Supreme Court asks ECP for audit of political party accounts

Published: April 17, 2012

Supreme Court asks ECP to initiate inquiry against the practice of buying elections by wealthy candidates. PHOTO: AFP/FILE

ISLAMABAD: While expressing concern over the inaction of Election Commission of Pakistan (ECP), the Supreme Court on Tuesday asked the commission to approach Accountant General of Pakistan (AGP) for an audit of political parties’ accounts and to initiate an inquiry against the practice of ‘buying elections’ by wealthy candidates.

A three-member bench of the apex court was hearing the case of electoral reforms, and the case to curtail the expenditures on election campaigns filed by constitutional expert Abid Hasan Minto, who is also the president of Workers Party Pakistan.

The court observed that the election commission has become a redundant platform, as it did not conduct any investigation or scrutinise the accounts of the political parties. An ECP official confessed before the court that the commission was practically aware about all such practices and facts but it was not in a position to take any action to curb such illegal activities.

The court observed that if the commission will not monitor transactions in the accounts of the political parties then there is even a possibility of a drug peddler buying the whole election.

The court also sought chairman National Database and Registration Authority’s (Nadra) input on a suggestion that how a voter can be intimated about related information for vote casting, name of voter and serial number of the vote.

Chief Justice Iftikhar Muhammad Chaudhry observed that after the 20th Constitutional amendment, the election commission is empowered even to set up a caretaker government in the country but it was scared to exercise its power to conduct fair, free and honest elections.

The election commission should conduct an audit of the accounts and hold inquiries, he added.

Chief Justice Chaudhry asked the representative of the election commission Syed Sher Afgan if he has ever taken any notice of such illegal activities to deter the others. The election commission official’s reply was in the negative.

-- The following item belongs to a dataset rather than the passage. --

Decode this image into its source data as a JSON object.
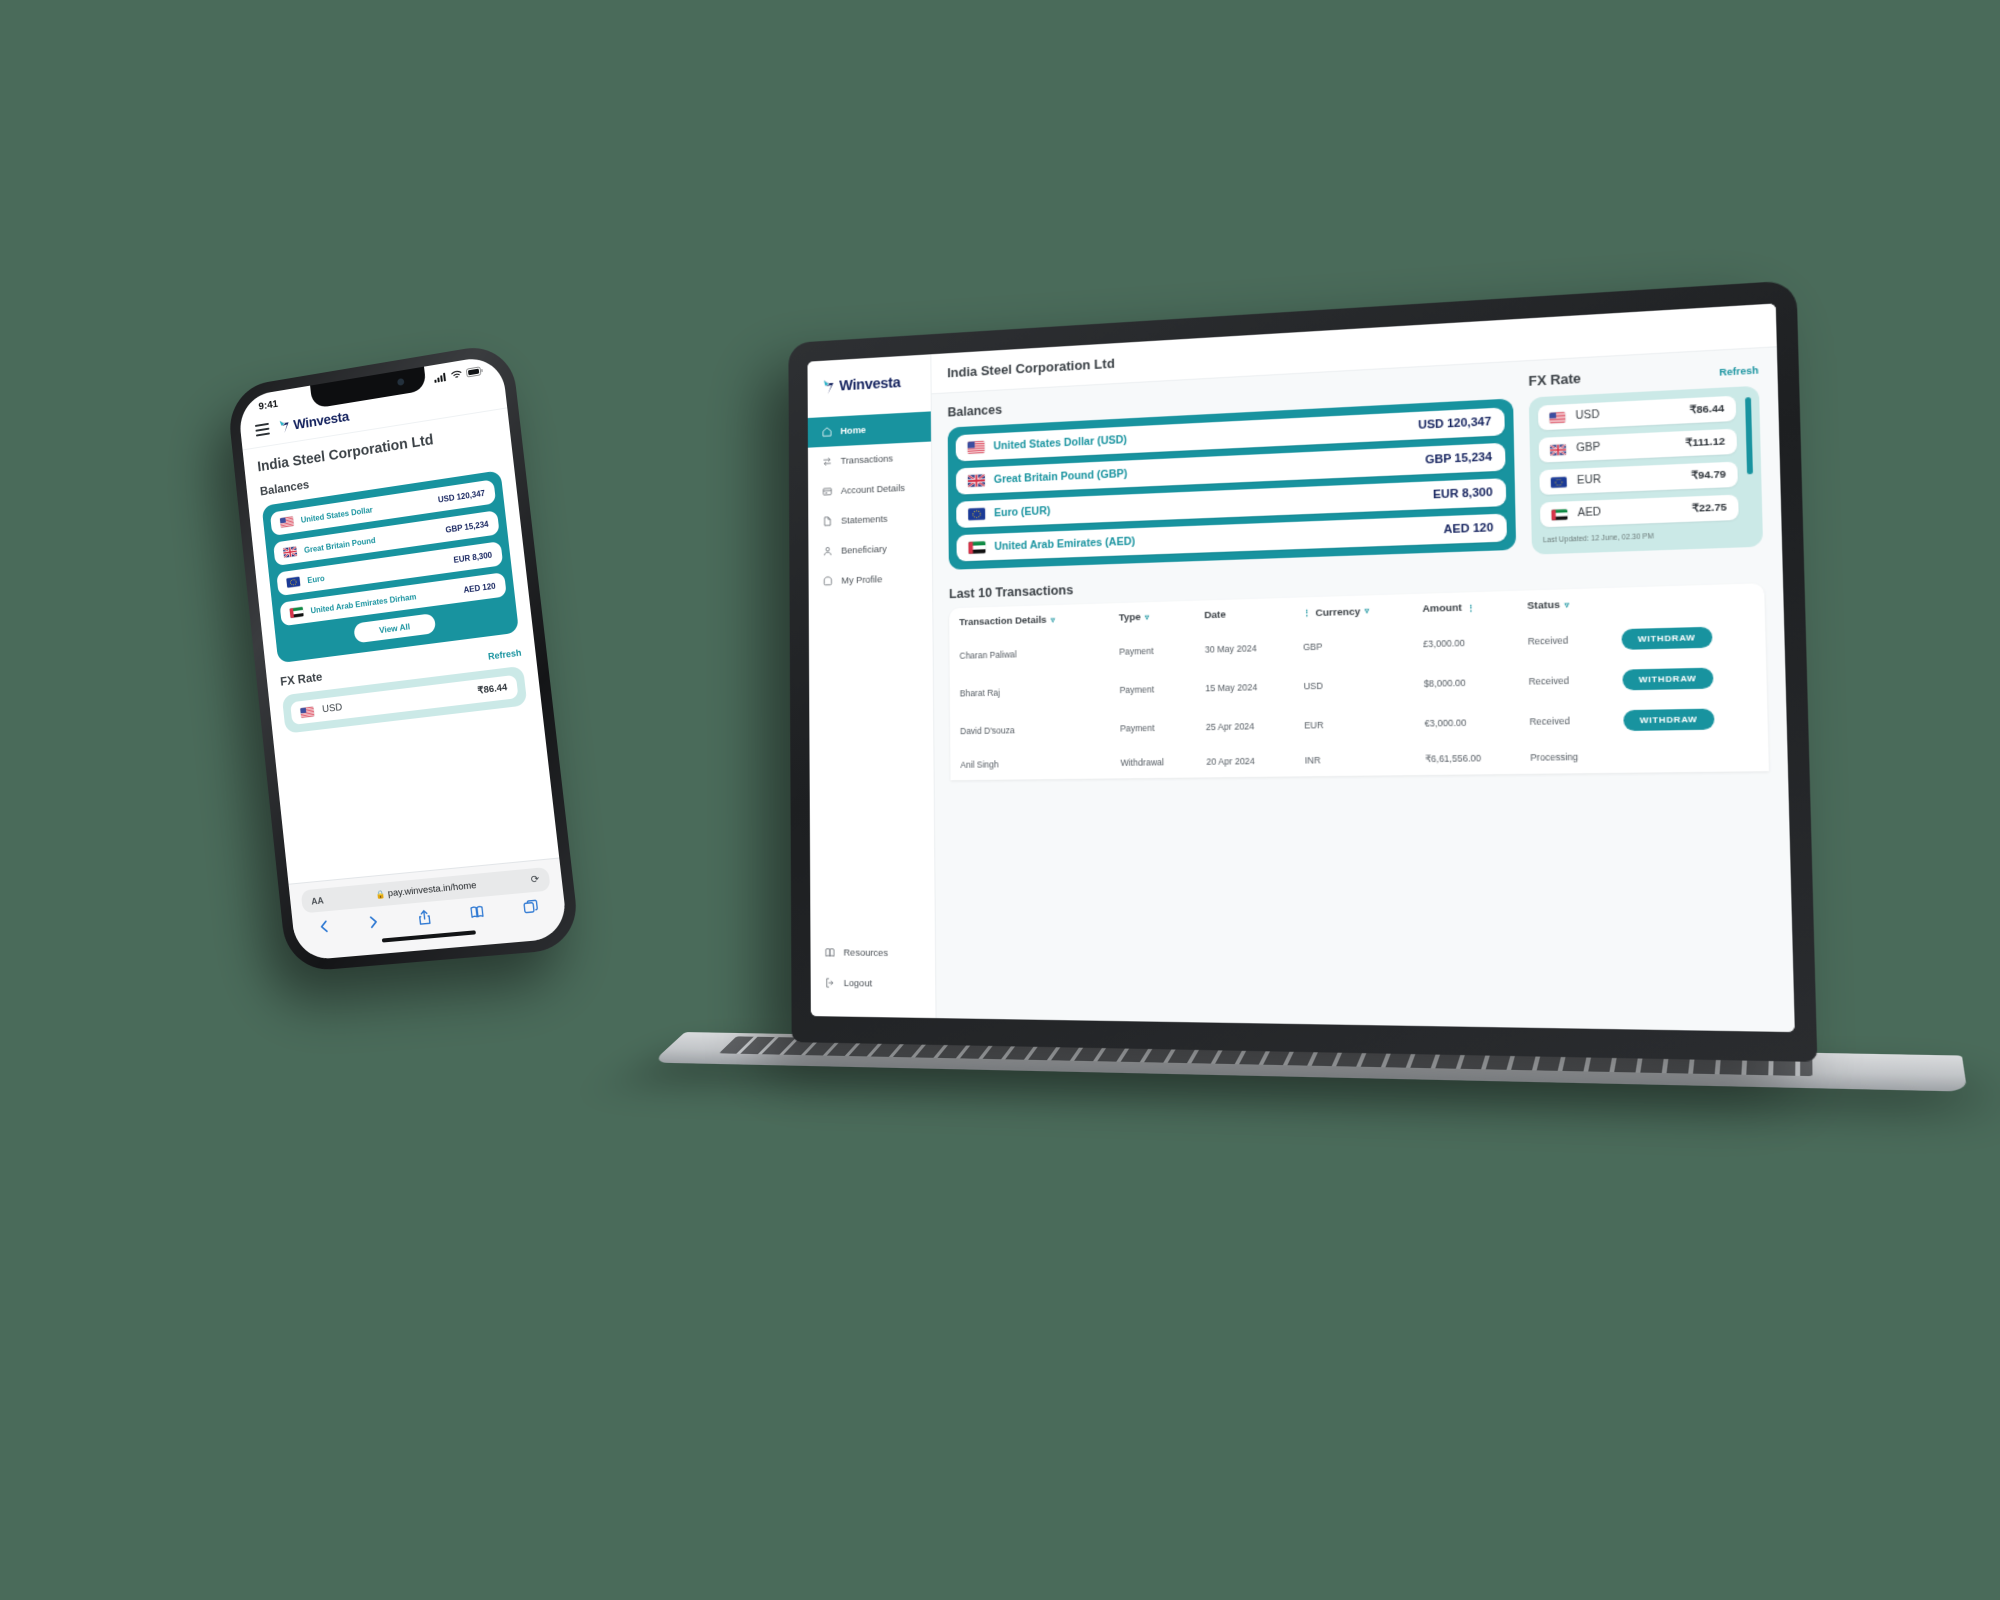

Afgan told the court that a large number of political parties were stating their assets to the election commission incorrectly.

The chief justice said if the ECP cannot scrutinise the asset details of the political parties, then political parties should send their account statements to the post office and there would be no need of any such commission.

Afgan told the court that a parliamentary body was also working on a proposal regarding electoral reforms. While citing articles 17, 9, 218, 220 of the Constitution, the court observed that the laws already existed and they only need to be implemented. Why the transparent transaction of the tickets was not checked by ECP through scrutiny of accounts, the court asked.

Afghan, who is also the Joint Secretary of ECP, also placed on record the election scheme prepared for the last general elections. The court asked ECP to update the election scheme before next general elections. Afgan informed the court that the ECP has started working for this purpose.

Senator Faroogh Nasim, the counsel for Muttahida Qaumi Movement (MQM), completed his arguments and will also submit a written transcript containing suggestions on behalf of his party. Pakistan Muslim League – Nawaz (PML-N) and Pakistan Tehreek-i-Insaf (PTI) are expected to present their stance to introduce electoral reforms on Wednesday.